The Ducks goal, by the way, came with about five minutes to go in period two. It was on the PP, Silfverberg with assists from Fowler and Kesler.
Time went on and neither team scored again, but the last few minutes of the game for John Gibson were spent in a yo-yo from the crease towards the bench and back again. He finally got there with about 47 seconds remaining, watching while the Ducks desperately tried to tie the game. No luck.
The Ducks, as was said, got 40 shots, and the Oilers 23. They had 3-9-11 shots cumulatively through the periods. The Ducks were steady at 12-12-16, but in period three, they rang a couple off of posts. One beat Talbot under a leg and rolled quickly back to pipe. It seemed initially that it had gone in, but it was quickly waved off. Replays were plain that it hadn’t gone where the Ducks wanted it to.
Oh well.

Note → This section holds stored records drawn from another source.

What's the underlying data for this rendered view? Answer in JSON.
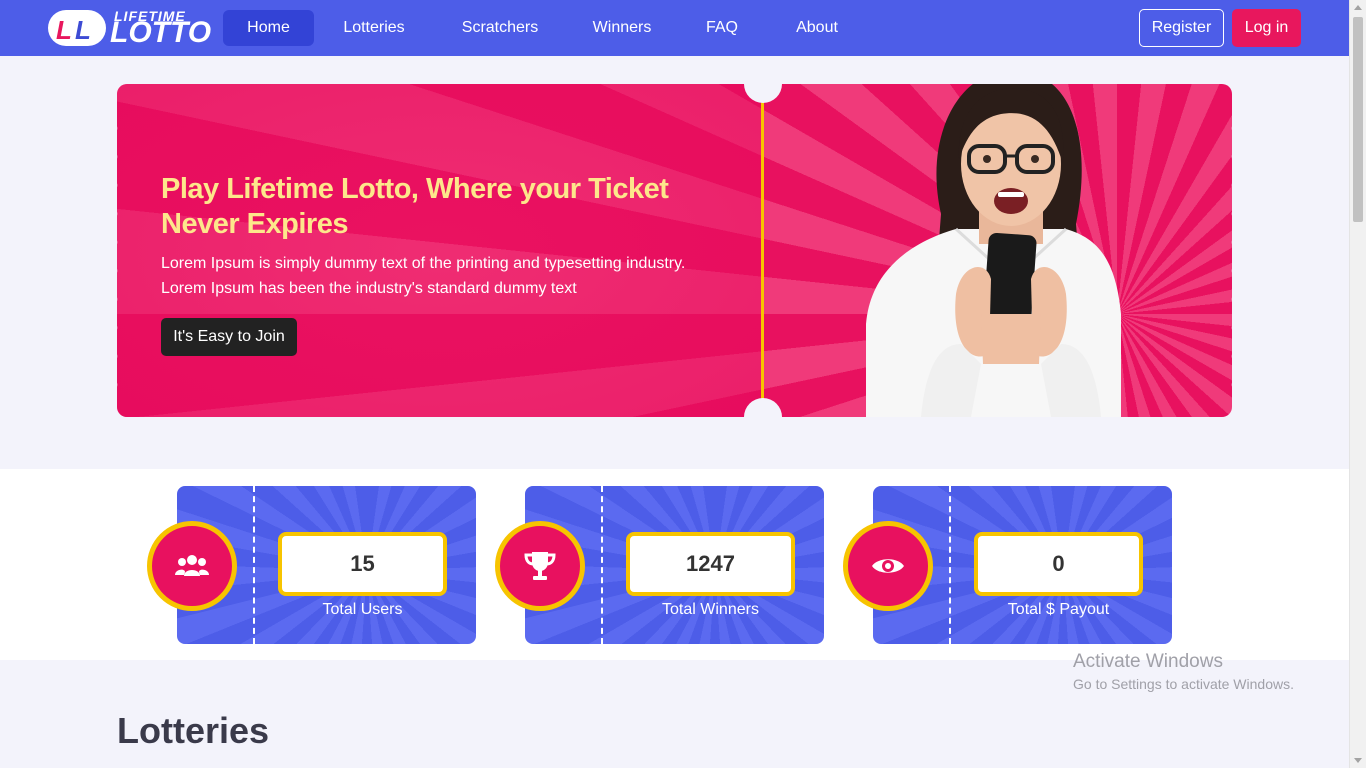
{
  "header": {
    "logo": {
      "top": "LIFETIME",
      "main": "LOTTO",
      "badge": "LL"
    },
    "nav": [
      {
        "label": "Home",
        "active": true
      },
      {
        "label": "Lotteries",
        "active": false
      },
      {
        "label": "Scratchers",
        "active": false
      },
      {
        "label": "Winners",
        "active": false
      },
      {
        "label": "FAQ",
        "active": false
      },
      {
        "label": "About",
        "active": false
      }
    ],
    "register_label": "Register",
    "login_label": "Log in"
  },
  "hero": {
    "title": "Play Lifetime Lotto, Where your Ticket Never Expires",
    "text": "Lorem Ipsum is simply dummy text of the printing and typesetting industry. Lorem Ipsum has been the industry's standard dummy text",
    "cta_label": "It's Easy to Join"
  },
  "stats": [
    {
      "value": "15",
      "label": "Total Users",
      "icon": "users-icon"
    },
    {
      "value": "1247",
      "label": "Total Winners",
      "icon": "trophy-icon"
    },
    {
      "value": "0",
      "label": "Total $ Payout",
      "icon": "eye-icon"
    }
  ],
  "lotteries": {
    "title": "Lotteries"
  },
  "watermark": {
    "line1": "Activate Windows",
    "line2": "Go to Settings to activate Windows."
  },
  "colors": {
    "nav": "#4d5de8",
    "accent": "#e8175d",
    "gold": "#f7c400",
    "hero_title": "#fde78b"
  }
}
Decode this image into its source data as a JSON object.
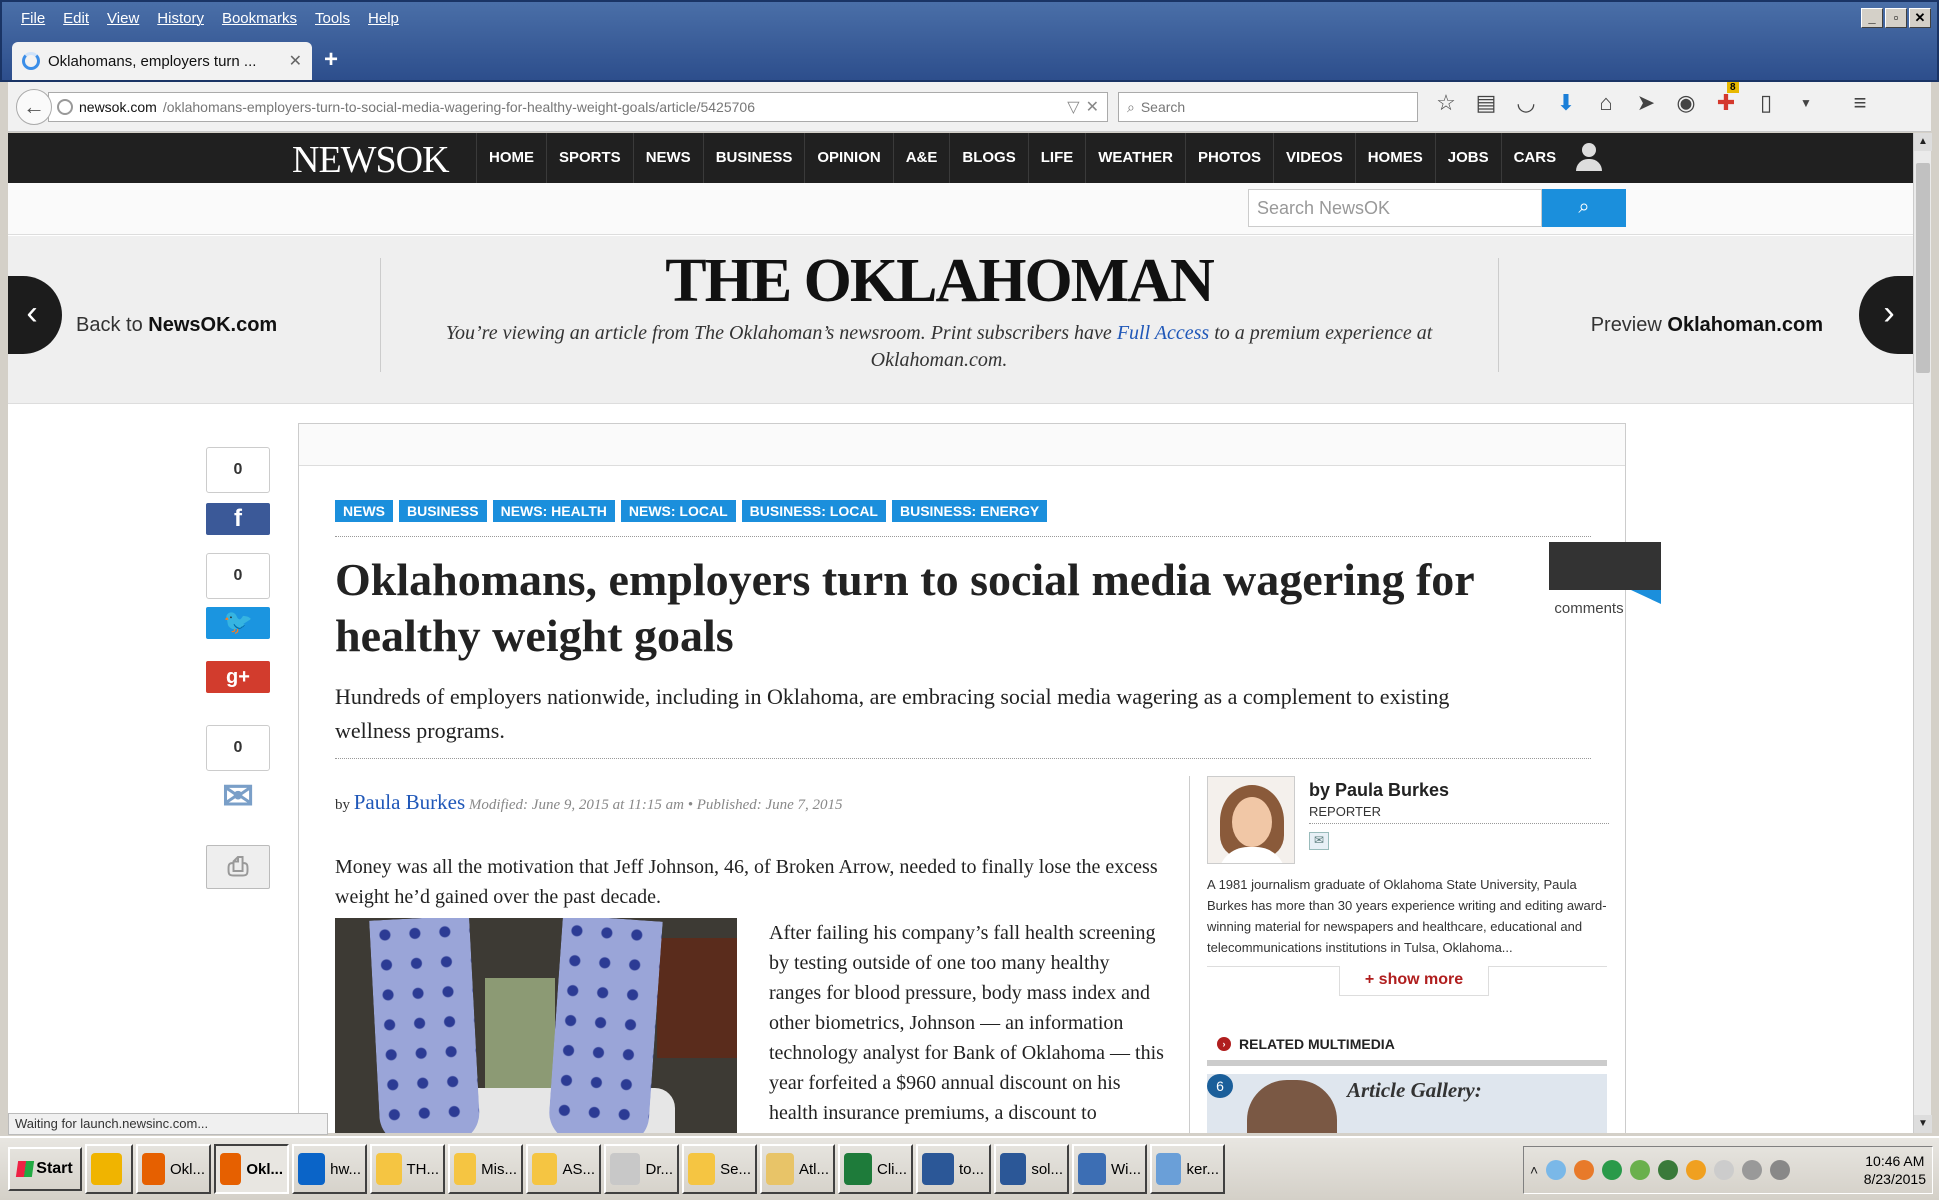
{
  "browser": {
    "menu": [
      "File",
      "Edit",
      "View",
      "History",
      "Bookmarks",
      "Tools",
      "Help"
    ],
    "window_controls": [
      "_",
      "▫",
      "✕"
    ],
    "tab_title": "Oklahomans, employers turn ...",
    "tab_close": "✕",
    "new_tab": "+",
    "url_domain": "newsok.com",
    "url_path": "/oklahomans-employers-turn-to-social-media-wagering-for-healthy-weight-goals/article/5425706",
    "search_placeholder": "Search",
    "toolbar_icons": [
      "star-icon",
      "clipboard-icon",
      "pocket-icon",
      "download-icon",
      "home-icon",
      "send-icon",
      "chat-icon",
      "puzzle-icon",
      "document-icon",
      "menu-icon"
    ],
    "addon_badge": "8",
    "status": "Waiting for launch.newsinc.com..."
  },
  "site": {
    "logo": "NEWSOK",
    "nav": [
      "HOME",
      "SPORTS",
      "NEWS",
      "BUSINESS",
      "OPINION",
      "A&E",
      "BLOGS",
      "LIFE",
      "WEATHER",
      "PHOTOS",
      "VIDEOS",
      "HOMES",
      "JOBS",
      "CARS"
    ],
    "search_placeholder": "Search NewsOK",
    "back_label": "Back to ",
    "back_bold": "NewsOK.com",
    "preview_label": "Preview ",
    "preview_bold": "Oklahoman.com",
    "masthead": "THE OKLAHOMAN",
    "note_pre": "You’re viewing an article from The Oklahoman’s newsroom. Print subscribers have ",
    "note_link": "Full Access",
    "note_post": " to a premium experience at Oklahoman.com."
  },
  "article": {
    "tags": [
      "NEWS",
      "BUSINESS",
      "NEWS: HEALTH",
      "NEWS: LOCAL",
      "BUSINESS: LOCAL",
      "BUSINESS: ENERGY"
    ],
    "headline": "Oklahomans, employers turn to social media wagering for healthy weight goals",
    "dek": "Hundreds of employers nationwide, including in Oklahoma, are embracing social media wagering as a complement to existing wellness programs.",
    "comments_label": "comments",
    "by": "by",
    "author": "Paula Burkes",
    "dates": "Modified: June 9, 2015 at 11:15 am • Published: June 7, 2015",
    "para1": "Money was all the motivation that Jeff Johnson, 46, of Broken Arrow, needed to finally lose the excess weight he’d gained over the past decade.",
    "para2": "After failing his company’s fall health screening by testing outside of one too many healthy ranges for blood pressure, body mass index and other biometrics, Johnson — an information technology analyst for Bank of Oklahoma — this year forfeited a $960 annual discount on his health insurance premiums, a discount to"
  },
  "share": {
    "facebook_count": "0",
    "twitter_count": "0",
    "email_count": "0",
    "facebook_glyph": "f",
    "gplus_glyph": "g+"
  },
  "author_box": {
    "name": "by Paula Burkes",
    "role": "REPORTER",
    "bio": "A 1981 journalism graduate of Oklahoma State University, Paula Burkes has more than 30 years experience writing and editing award-winning material for newspapers and healthcare, educational and telecommunications institutions in Tulsa, Oklahoma...",
    "show_more": "+ show more",
    "related_heading": "RELATED MULTIMEDIA",
    "gallery_count": "6",
    "gallery_title": "Article Gallery:"
  },
  "taskbar": {
    "start": "Start",
    "items": [
      {
        "label": "",
        "color": "#f0b400"
      },
      {
        "label": "Okl...",
        "color": "#e66000"
      },
      {
        "label": "Okl...",
        "color": "#e66000",
        "active": true
      },
      {
        "label": "hw...",
        "color": "#0a64c8"
      },
      {
        "label": "TH...",
        "color": "#f5c542"
      },
      {
        "label": "Mis...",
        "color": "#f5c542"
      },
      {
        "label": "AS...",
        "color": "#f5c542"
      },
      {
        "label": "Dr...",
        "color": "#c8c8c8"
      },
      {
        "label": "Se...",
        "color": "#f5c542"
      },
      {
        "label": "Atl...",
        "color": "#e8c468"
      },
      {
        "label": "Cli...",
        "color": "#1e7b3a"
      },
      {
        "label": "to...",
        "color": "#2b5797"
      },
      {
        "label": "sol...",
        "color": "#2b5797"
      },
      {
        "label": "Wi...",
        "color": "#3c6eb4"
      },
      {
        "label": "ker...",
        "color": "#6a9fd8"
      }
    ],
    "time": "10:46 AM",
    "date": "8/23/2015"
  }
}
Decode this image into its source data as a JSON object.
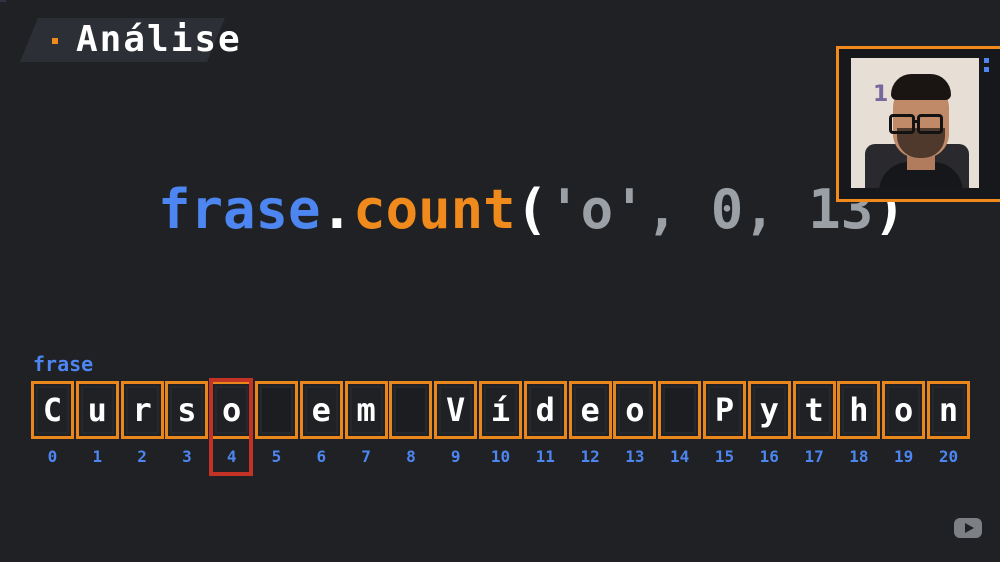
{
  "title": "Análise",
  "code": {
    "var": "frase",
    "dot": ".",
    "method": "count",
    "open_paren": "(",
    "args": "'o', 0, 13",
    "close_paren": ")"
  },
  "variable_label": "frase",
  "string_chars": [
    "C",
    "u",
    "r",
    "s",
    "o",
    " ",
    "e",
    "m",
    " ",
    "V",
    "í",
    "d",
    "e",
    "o",
    " ",
    "P",
    "y",
    "t",
    "h",
    "o",
    "n"
  ],
  "indices": [
    "0",
    "1",
    "2",
    "3",
    "4",
    "5",
    "6",
    "7",
    "8",
    "9",
    "10",
    "11",
    "12",
    "13",
    "14",
    "15",
    "16",
    "17",
    "18",
    "19",
    "20"
  ],
  "highlighted_index": 4,
  "colors": {
    "background": "#1f2125",
    "accent_orange": "#f08a1c",
    "accent_blue": "#4d86f0",
    "highlight_red": "#c23225"
  },
  "icons": [
    "youtube-icon"
  ],
  "webcam": {
    "background_text": "1 et"
  }
}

The Ducks were way better on faceoffs, at 64%. They outhit the Oilers 32-25. They had way more chances at the net when blocks and missed shots are added to those that got to the goalie. The puck just didn’t go in, despite much more pressure coming from Anaheim than in game one.
What do the Ducks have to do? Hope to contain McDavid in Edmonton, which is going to be very hard for two reasons: he seems to have found some seams to use to avoid Kesler, and his coach will be able to line-match the player away from his chief tormenter.